The reunion was a fascinating experience. We watched the famous 1971 Mayday in Washington DC video, which I had seen only parts of. I was there and got my head split open when a cop whacked me with a billyclub, although I failed to get arrested. This still rates as the scariest experience of my life. Yeah, scarier than cancer. Maybe I’ll talk about why in another entry.

I didn’t overdo. I couldn’t have if I’d wanted to––I don’t have enough energy. But I did push myself; it was time. At some point in physical recovery, you have to do that. Exactly when is hard to say because everybody is different and one size does not fit all. But you start by pushing a little bit, and after a while, a little more, until eventually, you have periods when you’re functioning at a pre-illness level or close to it.

How you can tell it’s time to push yourself hard to say. It’s all in how you feel, physically, psychologically, emotionally, or all of the above. I felt physically ready. Then I looked in the mirror and saw that my eyebrows were coming back. By the end of the trip, they were almost all filled in again.

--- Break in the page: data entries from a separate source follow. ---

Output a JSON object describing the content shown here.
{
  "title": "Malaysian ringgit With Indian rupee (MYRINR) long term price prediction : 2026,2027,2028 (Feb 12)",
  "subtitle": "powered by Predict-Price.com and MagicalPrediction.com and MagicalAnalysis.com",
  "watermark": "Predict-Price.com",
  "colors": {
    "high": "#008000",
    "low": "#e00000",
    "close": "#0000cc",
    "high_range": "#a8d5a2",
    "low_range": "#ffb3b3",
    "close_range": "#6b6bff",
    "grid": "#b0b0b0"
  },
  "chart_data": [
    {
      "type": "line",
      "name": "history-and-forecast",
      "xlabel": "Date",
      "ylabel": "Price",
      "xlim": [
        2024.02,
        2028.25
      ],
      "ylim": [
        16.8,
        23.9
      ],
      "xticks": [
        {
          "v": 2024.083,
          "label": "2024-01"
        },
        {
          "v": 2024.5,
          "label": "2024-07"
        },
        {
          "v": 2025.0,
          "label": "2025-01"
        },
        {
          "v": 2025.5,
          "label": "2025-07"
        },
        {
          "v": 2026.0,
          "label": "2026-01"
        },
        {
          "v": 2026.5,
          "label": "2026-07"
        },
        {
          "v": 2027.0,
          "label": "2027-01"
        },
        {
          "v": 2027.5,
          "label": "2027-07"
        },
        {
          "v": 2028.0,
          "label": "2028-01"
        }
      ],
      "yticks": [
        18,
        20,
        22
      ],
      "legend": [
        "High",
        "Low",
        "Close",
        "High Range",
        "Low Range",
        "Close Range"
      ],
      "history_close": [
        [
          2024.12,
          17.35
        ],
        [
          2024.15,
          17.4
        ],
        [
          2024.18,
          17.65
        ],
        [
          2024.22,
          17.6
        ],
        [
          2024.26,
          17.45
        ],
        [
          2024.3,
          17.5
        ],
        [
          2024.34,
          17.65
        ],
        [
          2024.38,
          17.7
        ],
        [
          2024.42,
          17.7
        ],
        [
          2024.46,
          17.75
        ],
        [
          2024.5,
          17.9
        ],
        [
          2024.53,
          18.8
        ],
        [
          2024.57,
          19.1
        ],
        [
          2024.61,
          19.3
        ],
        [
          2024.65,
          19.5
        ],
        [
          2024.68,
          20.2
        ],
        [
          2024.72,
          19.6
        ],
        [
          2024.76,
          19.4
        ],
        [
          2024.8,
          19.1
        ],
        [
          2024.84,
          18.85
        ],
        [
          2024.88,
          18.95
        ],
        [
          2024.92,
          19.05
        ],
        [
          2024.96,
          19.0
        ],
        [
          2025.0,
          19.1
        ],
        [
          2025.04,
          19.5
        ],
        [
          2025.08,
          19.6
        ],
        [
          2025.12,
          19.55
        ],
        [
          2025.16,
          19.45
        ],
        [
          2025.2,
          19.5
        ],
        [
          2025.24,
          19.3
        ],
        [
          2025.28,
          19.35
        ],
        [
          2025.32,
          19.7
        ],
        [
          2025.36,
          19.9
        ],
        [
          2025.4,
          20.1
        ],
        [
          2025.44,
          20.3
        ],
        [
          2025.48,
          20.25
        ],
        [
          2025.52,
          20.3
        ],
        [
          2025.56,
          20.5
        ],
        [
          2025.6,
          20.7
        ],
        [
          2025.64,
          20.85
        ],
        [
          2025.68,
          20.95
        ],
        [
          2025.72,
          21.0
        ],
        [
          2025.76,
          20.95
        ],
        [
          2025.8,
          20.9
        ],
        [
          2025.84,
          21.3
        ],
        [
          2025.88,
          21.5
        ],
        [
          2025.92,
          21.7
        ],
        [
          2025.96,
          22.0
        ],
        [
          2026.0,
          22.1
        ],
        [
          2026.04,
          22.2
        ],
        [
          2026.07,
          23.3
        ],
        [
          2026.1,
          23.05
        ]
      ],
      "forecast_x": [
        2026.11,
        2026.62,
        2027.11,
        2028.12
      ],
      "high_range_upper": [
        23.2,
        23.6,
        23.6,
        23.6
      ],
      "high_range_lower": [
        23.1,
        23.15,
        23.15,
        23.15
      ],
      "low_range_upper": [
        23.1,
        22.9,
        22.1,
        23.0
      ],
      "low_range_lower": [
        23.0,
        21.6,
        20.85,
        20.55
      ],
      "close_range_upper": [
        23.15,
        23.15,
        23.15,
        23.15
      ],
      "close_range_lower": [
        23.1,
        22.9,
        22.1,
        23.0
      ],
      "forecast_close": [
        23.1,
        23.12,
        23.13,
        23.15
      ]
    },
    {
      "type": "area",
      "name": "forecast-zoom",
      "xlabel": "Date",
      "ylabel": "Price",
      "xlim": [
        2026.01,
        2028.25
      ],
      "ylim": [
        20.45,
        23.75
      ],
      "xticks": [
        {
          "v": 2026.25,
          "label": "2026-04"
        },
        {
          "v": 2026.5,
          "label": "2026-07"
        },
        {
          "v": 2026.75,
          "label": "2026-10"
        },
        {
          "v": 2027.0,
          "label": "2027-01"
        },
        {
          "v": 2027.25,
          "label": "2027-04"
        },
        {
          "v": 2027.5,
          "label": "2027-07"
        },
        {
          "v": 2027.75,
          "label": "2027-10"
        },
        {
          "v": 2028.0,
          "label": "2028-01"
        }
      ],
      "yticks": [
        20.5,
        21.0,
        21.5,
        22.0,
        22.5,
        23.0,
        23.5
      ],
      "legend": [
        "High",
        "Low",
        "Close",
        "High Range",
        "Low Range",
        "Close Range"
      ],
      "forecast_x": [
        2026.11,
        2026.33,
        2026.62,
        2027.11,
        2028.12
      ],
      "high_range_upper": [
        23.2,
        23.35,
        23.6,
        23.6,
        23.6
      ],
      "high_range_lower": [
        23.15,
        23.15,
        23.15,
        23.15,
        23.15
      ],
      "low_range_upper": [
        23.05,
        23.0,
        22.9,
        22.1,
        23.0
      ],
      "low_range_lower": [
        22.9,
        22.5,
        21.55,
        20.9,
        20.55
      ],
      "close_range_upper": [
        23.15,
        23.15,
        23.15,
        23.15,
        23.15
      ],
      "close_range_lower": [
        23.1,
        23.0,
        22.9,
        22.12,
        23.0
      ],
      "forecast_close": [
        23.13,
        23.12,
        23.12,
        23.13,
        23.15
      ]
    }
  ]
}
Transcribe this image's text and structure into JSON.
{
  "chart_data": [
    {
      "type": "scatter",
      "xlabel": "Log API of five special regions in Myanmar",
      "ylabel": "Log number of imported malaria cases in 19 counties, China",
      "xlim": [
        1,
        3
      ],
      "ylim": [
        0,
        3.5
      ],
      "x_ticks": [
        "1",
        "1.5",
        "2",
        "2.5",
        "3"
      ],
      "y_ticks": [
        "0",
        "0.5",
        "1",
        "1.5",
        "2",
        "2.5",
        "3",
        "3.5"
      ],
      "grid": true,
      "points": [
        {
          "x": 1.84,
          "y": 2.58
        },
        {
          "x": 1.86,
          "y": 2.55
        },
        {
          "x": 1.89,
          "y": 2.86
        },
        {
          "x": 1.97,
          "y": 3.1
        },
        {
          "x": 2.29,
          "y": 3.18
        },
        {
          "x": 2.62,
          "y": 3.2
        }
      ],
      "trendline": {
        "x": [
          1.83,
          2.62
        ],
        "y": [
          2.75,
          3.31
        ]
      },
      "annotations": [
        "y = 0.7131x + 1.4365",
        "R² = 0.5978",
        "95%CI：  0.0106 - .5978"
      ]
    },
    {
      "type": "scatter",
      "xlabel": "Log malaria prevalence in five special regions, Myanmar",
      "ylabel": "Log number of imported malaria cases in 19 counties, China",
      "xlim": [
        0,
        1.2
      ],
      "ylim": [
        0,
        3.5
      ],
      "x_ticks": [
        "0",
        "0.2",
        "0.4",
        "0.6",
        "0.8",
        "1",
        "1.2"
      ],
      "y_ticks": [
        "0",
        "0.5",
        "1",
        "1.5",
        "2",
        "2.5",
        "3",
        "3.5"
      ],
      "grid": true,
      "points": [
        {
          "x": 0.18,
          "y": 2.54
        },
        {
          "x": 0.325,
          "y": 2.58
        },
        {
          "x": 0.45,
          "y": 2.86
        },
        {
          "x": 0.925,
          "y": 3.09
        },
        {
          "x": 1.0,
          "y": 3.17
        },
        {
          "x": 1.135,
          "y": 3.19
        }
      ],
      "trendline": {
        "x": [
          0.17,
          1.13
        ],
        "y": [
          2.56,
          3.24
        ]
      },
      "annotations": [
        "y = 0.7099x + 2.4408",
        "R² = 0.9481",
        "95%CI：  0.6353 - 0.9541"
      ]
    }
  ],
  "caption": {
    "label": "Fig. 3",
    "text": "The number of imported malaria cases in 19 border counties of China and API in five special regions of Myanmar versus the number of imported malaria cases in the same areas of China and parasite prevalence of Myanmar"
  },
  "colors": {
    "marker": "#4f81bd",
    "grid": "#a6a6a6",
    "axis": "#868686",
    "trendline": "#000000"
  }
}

My head hair has gone from fuzz to real hair, and it’s not all white. There’s a fair amount of brown. I’ve heard it may come in curly at first. Some of the longer sections look like they might be coming in that way but really, it’s still too short to tell. Nonetheless, I can feel that it’s a little bit thicker all the time and even my husband, who sees me all the time, says he can tell the difference from day to day. Hair growth is a sign of life.

Last December, my oncologist told me I might have about two years, which leaves me with a little less than a year and a half of her original estimate. That means every day after the end of December 2016 will be a gift.

I’ve decided I can recover from cancer, even if I can’t be cured.